Cut to the Heart

Tuesday, July 06, 2010:

By Jon Nalick

In quiet moments, especially after going to bed, Rob Hertel could hear that something was wrong with his heart.

“There was a whooshing sound loud enough that my wife could hear it too,” says Hertel, a 54-year-old South Pasadena resident who works in medical sales.

That sound accompanied every heartbeat and hinted at what his doctors would later confirm—his aortic valve was failing and he required open-heart surgery to repair it.

But after being referred to Vaughn A. Starnes, M.D., chair of the Department of Surgery at the Keck School of Medicine, surgeon-in-chief of USC University Hospital and USC Norris Cancer Hospital, and director of the Cardiovascular Thoracic Institute, Hertel soon received some good news: he qualified for minimally invasive valve replacement surgery. The surgery, developed in the last 10 years, promised a faster recovery time, fewer complications and less pain than standard open-heart surgery.

“To me, that was an answered prayer,” Hertel says.

USC cardiothoracic surgeon Craig Baker, M.D., explains that standard heart surgery typically requires exposure of the heart and its vessels through median sternotomy, in which the sternum is divided to provide access to the heart—considered one of the most invasive and traumatic aspects of open-chest surgery.

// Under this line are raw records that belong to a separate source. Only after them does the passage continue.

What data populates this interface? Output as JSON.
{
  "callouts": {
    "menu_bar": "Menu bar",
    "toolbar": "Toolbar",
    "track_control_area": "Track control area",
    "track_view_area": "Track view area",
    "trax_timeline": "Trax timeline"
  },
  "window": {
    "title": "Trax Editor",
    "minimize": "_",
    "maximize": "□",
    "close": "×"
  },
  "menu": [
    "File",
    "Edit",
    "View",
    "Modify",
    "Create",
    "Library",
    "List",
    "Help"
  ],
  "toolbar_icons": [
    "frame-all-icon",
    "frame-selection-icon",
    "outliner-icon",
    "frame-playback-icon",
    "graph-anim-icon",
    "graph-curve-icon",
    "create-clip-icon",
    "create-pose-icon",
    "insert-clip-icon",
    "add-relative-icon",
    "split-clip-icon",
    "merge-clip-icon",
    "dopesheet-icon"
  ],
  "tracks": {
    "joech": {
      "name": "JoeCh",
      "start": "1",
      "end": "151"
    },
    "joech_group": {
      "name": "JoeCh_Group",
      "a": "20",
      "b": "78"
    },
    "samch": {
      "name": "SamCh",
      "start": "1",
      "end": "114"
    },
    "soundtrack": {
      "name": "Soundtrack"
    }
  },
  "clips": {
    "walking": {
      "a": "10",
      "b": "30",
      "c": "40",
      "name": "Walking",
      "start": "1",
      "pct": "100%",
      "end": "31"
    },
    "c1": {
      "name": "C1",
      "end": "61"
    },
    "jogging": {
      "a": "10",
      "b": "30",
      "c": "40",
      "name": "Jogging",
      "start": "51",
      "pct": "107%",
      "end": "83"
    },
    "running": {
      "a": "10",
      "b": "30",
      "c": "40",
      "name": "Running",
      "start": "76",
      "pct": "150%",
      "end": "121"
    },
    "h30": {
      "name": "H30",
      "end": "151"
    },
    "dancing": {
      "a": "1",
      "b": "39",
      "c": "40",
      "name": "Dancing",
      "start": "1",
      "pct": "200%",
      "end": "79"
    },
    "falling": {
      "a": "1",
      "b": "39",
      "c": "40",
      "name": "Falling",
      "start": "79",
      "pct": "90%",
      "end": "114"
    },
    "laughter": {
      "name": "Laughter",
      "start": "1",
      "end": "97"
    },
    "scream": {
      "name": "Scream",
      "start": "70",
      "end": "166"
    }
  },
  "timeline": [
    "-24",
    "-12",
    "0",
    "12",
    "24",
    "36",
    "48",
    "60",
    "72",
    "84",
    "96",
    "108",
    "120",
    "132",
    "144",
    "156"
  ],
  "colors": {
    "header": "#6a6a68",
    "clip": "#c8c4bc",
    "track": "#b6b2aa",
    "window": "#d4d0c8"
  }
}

However, the minimally invasive approach that was pioneered and refined at USC relies on much smaller incisions and specially adapted surgical instruments to provide access to the heart with much less trauma to the body. Surgeons are able to open a small port into the chest cavity to expose the heart to view and allow just enough space for the surgeons’ hands and instruments to complete the repairs. Dr. Baker notes that because the procedures are done though a single, small incision between the ribs, the patient benefits from significantly less blood loss and faster recuperation times. Patients can often return to their normal activities in two weeks rather than the typical six to eight weeks with conventional surgery.

The cost of minimally invasive cardiac surgery may be approximately 25 percent less than the cost of conventional surgery.

Hertel, a USC alumnus (’78) and a former college baseball and football player who went on to play for the Philadelphia Eagles and take the field in Superbowl XV, says he can vouch for the efficacy of the minimally invasive approach.

Diagnosed with severe aortic regurgitation—a condition in which the leaking valve allows blood to slosh from the aorta back into the heart and can lead to a life-threatening enlargement of the heart muscle—Hertel underwent his surgery at USC University Hospital on Memorial Day 2009 and went home after just five days in the hospital.

“The next day, I was able to do three 20-minute walks a day with no real fatigue and I never needed any pain medication after leaving the hospital,” he says.

He was back to work less than four weeks later with a barely noticeable four-inch scar between his right collarbone and right nipple.

USC cardiothoracic surgeons perform about 150 minimally invasive surgeries each year, which Baker says is a “much higher number than is traditionally done at academic medical centers. The reason is that we have an active minimally invasive surgery program and we serve as a training site for others who come and learn the techniques from us.”

The current technology's high degree of flexibility and precision have allowed USC surgeons to successfully perform difficult cases involving coronary bypass, mitral valve repair and replacement procedures, aortic valve replacements and multi-valve operations, Baker says. The approach is especially applicable in elderly patients and patients at high risk for sternal complications. It is less well suited for patients who have had multiple operations that resulted in the accumulation of scar tissue around the heart.

Starnes, who is also the H. Russell Smith Chair for Cardiovascular Research, says that USC’s Cardiovascular Thoracic Institute employs minimally invasive procedures as a standard procedure, not an extraordinary one, “and we’re constantly striving to improve the technique and continue our record of excellent clinical outcomes.”

For example, he noted that the institute was the first in the Los Angeles area to employ robot-assisted heart valve surgery, which allows slender robotic instruments—controlled by a surgeon seated at a nearby console with a video screen—to enter the body and effect repairs without cracking open the chest.

Starnes emphasizes that for all the advantages of minimally invasive surgery, it is not a one-size-fits-all approach; every patient’s case is different.

“We never compromise the quality of what we do, so we educate the patient about the optimal approach to achieve the best outcome, whether it is through a minimally invasive approach or other technique,” he says.

Baker says that apart from USC’s state-of-the-art surgical approach, what sets USC’s Cardiovascular Thoracic Institute apart from other care providers “is our use of the institute model, which breaks down the barriers [between departments] that many academic organizations have. The institute brings together surgeons, cardiologists, pulmonologists and basic scientists to provide comprehensive patient care. All our physicians, nurses and caregivers collaborate and we always keep the needs of the patients foremost in mind.”

Based on his own experience, Hertel says he agrees. “I have only good things to say. Anyone who goes to USC just needs to know they’re in good hands.”